紀元前490年、アテネ軍はマラトンの丘でペルシアとの戦いの勝利報告に

伝令をアテネに送りました。兵士は約40キロを走りアテネに無事到着、息絶える前にその勝利を伝えたというのが、マラソンの始まりとされます。実際マラトンのスタート地点の競技場に立ってみると、アメリカのゲティズバーグ古戦場を思い出させられましたが、それより周りの丘が高く、日露戦争の203高地といった方良いかもしれませ。

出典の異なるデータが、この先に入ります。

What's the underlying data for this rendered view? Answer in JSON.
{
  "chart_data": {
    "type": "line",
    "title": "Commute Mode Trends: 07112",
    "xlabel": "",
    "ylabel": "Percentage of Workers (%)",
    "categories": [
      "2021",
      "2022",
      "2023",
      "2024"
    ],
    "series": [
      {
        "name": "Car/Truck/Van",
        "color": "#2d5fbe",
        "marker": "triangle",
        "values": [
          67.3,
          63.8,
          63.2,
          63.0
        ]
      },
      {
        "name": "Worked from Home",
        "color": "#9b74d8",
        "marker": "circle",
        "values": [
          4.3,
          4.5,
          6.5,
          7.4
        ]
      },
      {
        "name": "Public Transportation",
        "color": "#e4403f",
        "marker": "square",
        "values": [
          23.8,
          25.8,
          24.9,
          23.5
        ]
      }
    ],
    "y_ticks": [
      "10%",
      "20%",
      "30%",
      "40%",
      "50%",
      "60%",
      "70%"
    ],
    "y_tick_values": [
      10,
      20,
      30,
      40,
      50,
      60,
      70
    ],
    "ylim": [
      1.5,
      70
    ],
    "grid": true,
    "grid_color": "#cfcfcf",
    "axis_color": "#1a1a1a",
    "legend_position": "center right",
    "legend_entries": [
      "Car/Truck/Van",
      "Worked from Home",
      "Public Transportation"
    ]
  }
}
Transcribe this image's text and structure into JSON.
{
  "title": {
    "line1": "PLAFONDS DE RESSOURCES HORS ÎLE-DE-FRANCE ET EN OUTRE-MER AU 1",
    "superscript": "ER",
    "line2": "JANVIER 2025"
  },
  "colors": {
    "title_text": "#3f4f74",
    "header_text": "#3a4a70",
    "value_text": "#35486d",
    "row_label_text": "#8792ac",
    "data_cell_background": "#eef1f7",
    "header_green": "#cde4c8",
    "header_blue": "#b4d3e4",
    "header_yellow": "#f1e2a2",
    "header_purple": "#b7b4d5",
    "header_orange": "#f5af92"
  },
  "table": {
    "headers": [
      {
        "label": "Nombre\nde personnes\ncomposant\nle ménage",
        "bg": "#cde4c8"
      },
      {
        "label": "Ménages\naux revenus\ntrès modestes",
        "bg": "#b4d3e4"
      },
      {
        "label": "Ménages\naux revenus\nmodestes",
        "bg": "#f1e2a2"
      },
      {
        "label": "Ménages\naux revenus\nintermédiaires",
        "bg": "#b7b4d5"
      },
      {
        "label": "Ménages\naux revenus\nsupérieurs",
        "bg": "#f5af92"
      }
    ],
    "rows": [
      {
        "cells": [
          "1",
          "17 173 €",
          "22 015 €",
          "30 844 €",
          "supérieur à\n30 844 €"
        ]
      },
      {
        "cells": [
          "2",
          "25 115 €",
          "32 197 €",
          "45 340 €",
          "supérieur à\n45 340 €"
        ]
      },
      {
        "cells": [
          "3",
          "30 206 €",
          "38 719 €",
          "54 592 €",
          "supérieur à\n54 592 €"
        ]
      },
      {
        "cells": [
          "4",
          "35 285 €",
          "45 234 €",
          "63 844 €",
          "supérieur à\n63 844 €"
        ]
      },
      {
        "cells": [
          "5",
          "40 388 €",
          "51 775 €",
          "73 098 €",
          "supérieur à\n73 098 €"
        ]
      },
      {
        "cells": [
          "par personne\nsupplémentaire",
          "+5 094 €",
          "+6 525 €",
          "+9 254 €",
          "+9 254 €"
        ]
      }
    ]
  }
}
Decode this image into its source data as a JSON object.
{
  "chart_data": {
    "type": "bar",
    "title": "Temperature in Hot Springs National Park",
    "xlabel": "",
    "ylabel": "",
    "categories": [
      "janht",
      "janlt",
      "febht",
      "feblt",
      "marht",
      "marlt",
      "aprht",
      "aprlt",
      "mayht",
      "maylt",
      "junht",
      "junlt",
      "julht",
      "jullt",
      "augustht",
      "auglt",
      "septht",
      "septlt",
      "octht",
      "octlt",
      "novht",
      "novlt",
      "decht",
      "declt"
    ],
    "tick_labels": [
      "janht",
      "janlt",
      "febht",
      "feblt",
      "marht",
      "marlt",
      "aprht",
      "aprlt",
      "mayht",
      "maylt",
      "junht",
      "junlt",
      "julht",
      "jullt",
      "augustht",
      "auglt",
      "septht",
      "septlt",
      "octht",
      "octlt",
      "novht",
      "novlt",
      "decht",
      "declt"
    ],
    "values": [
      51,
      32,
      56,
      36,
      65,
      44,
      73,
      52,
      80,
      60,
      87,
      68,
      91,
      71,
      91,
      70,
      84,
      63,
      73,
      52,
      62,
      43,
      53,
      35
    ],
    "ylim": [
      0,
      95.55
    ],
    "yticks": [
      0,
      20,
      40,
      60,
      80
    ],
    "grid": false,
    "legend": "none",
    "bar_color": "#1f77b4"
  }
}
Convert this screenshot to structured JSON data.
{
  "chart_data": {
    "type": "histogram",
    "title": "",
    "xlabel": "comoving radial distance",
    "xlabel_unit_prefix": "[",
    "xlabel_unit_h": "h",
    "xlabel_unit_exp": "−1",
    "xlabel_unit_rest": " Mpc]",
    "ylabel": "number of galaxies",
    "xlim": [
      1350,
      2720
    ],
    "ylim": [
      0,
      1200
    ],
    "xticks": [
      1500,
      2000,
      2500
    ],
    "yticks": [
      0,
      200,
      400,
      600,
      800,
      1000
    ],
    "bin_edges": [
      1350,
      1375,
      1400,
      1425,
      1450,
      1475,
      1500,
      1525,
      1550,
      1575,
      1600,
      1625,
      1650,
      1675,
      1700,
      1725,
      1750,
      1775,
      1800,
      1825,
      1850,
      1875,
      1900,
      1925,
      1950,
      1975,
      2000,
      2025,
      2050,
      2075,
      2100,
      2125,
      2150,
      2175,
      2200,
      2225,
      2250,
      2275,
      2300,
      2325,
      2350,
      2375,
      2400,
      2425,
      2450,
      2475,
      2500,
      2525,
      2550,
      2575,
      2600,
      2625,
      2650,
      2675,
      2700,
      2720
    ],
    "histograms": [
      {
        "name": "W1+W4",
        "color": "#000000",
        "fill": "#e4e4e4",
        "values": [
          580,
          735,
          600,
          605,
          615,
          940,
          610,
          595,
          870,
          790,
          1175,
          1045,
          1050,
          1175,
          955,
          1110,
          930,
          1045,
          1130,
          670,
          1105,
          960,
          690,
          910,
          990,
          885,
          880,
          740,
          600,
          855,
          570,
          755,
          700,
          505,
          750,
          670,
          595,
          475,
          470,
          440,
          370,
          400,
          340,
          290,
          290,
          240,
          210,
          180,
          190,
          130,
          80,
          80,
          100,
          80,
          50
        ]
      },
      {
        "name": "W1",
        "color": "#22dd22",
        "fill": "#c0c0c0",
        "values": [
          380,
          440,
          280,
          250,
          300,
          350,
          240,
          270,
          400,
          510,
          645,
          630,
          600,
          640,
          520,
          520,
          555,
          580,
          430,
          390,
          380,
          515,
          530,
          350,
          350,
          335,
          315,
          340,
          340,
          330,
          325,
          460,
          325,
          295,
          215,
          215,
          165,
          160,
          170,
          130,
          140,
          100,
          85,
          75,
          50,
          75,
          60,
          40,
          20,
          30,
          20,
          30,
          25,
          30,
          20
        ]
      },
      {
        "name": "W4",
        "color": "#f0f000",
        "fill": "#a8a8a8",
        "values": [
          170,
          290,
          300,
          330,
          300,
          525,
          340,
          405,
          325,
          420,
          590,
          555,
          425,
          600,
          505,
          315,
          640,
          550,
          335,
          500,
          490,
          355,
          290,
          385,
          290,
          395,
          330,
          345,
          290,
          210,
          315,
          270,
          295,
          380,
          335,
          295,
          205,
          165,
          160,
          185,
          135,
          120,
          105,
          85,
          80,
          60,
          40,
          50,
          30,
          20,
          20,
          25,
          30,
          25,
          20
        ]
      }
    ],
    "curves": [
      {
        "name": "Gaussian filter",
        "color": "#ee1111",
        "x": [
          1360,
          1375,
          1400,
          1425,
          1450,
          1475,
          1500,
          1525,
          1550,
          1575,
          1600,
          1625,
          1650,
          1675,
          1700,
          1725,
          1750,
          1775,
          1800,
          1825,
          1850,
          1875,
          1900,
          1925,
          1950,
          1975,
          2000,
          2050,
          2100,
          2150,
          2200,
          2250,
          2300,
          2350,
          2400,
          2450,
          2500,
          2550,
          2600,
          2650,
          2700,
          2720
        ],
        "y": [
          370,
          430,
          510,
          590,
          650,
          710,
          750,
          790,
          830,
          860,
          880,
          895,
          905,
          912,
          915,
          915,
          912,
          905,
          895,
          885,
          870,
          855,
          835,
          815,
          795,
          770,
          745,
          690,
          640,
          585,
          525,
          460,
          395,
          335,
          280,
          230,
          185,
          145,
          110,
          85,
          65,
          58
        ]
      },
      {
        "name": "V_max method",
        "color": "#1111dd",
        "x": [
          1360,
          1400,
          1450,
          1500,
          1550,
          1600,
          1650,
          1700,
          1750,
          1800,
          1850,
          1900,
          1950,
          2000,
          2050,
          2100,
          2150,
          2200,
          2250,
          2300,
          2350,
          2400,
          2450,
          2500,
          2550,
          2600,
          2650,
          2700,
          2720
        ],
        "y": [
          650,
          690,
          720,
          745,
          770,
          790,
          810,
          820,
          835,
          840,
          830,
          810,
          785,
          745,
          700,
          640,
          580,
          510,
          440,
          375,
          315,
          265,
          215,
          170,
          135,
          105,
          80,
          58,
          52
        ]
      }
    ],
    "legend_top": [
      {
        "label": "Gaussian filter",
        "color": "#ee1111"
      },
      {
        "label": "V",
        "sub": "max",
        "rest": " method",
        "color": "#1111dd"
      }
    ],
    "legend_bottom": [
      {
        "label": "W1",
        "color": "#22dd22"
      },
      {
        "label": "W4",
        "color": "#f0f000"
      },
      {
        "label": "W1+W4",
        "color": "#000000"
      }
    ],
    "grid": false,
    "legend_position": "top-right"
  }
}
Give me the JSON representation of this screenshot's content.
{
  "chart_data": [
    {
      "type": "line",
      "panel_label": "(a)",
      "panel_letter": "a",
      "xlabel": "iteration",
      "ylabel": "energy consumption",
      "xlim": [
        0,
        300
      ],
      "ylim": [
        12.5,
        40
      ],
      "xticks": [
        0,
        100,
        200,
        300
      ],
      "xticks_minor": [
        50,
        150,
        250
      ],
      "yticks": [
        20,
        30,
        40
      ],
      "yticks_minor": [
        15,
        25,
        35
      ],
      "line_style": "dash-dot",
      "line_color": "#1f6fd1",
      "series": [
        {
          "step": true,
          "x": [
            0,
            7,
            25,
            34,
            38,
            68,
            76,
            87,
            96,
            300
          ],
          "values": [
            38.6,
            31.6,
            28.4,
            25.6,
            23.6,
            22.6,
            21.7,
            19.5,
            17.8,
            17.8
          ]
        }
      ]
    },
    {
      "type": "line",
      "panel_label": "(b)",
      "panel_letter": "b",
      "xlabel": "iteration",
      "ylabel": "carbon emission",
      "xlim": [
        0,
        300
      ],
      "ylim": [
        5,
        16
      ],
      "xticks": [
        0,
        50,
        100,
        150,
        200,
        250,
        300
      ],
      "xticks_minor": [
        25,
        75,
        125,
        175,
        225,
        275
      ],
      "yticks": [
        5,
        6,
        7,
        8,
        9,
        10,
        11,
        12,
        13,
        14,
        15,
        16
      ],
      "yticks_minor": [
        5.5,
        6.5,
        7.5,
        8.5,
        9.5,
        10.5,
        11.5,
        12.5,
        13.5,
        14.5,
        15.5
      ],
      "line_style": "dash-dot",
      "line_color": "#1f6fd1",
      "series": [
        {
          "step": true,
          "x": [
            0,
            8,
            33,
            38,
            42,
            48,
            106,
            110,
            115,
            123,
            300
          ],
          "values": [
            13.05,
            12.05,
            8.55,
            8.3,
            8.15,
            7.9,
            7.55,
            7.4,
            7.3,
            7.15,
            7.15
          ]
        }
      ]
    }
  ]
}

参加者は11月13日早朝5時半まだ真っ暗なアテネを専用バスで出発、寒い霧雨の中この歴史的スタート地点に到着、9時のスタートまで皆じっと待ちました。

 

昨年のベルリンマラソンも寒さと霧雨のスタートでしたが、今年のアテネはそれ以上の寒さを感じながらの、霧雨のスタートでした。10KMが59分。20KMで2時間1分。20KM越えると、登りが多いコースに入り、さらに寒さが短パンの足を冷やし、だんだん動かなくなりました。30KMが3時間15分。30KMを超えると、足の筋肉は寒さでますます動かなくなり、暖めるために腿の筋肉を叩きながら走る羽目になりました。40KMを超えていよいよゴールが迫ってくると、いつもの通り吐き気がひどくなり、ベルリンよりも悪い状態での到着となりました。ゴールはパルテノン神殿の近くにあるパナティナイコ・スタジアム。紀元前331年に建てられた、昔ながらの馬蹄形をした競技場。大理石でできており、その北西側から入り、その一番奥の南西側がゴールでした。気持ち悪くてふらふらでしたが、まさにマラトンよりのアテネの伝令の気持ちを味わいながらのゴールでした。時間は4時間47分。昨年はベルリンのブランデンブルグ門がゴールでしたが、小生にとってヨーロッパでのマラソンの面白みは、歴史ある建造物を見ながら走りその中で自分史作ることです。アテネマラソンで一番よかった事はギリシアの多くの応援でした。日本では“がんばれ”と言います。あたかもランナーが頑張ってないとも取れます。アメリカではYOU CAN DO ITと言います。何であんたが俺の事を知っているのかと思います。アテネでは、皆“ブラボー”でした。人生を楽しむギリシアの国民性かもしれませんが、人は叱られるより誉められる方が力を出すものです。人は、周りから認められると嬉しいものです。日本でも、応援の人が“がんばれ”でなく、“皆さん、頑張ってますね”とか、“すごい、すごい”という人がいて、感激した事がありました。極めて限られた人でした。アテネ!!思い出ありがとう。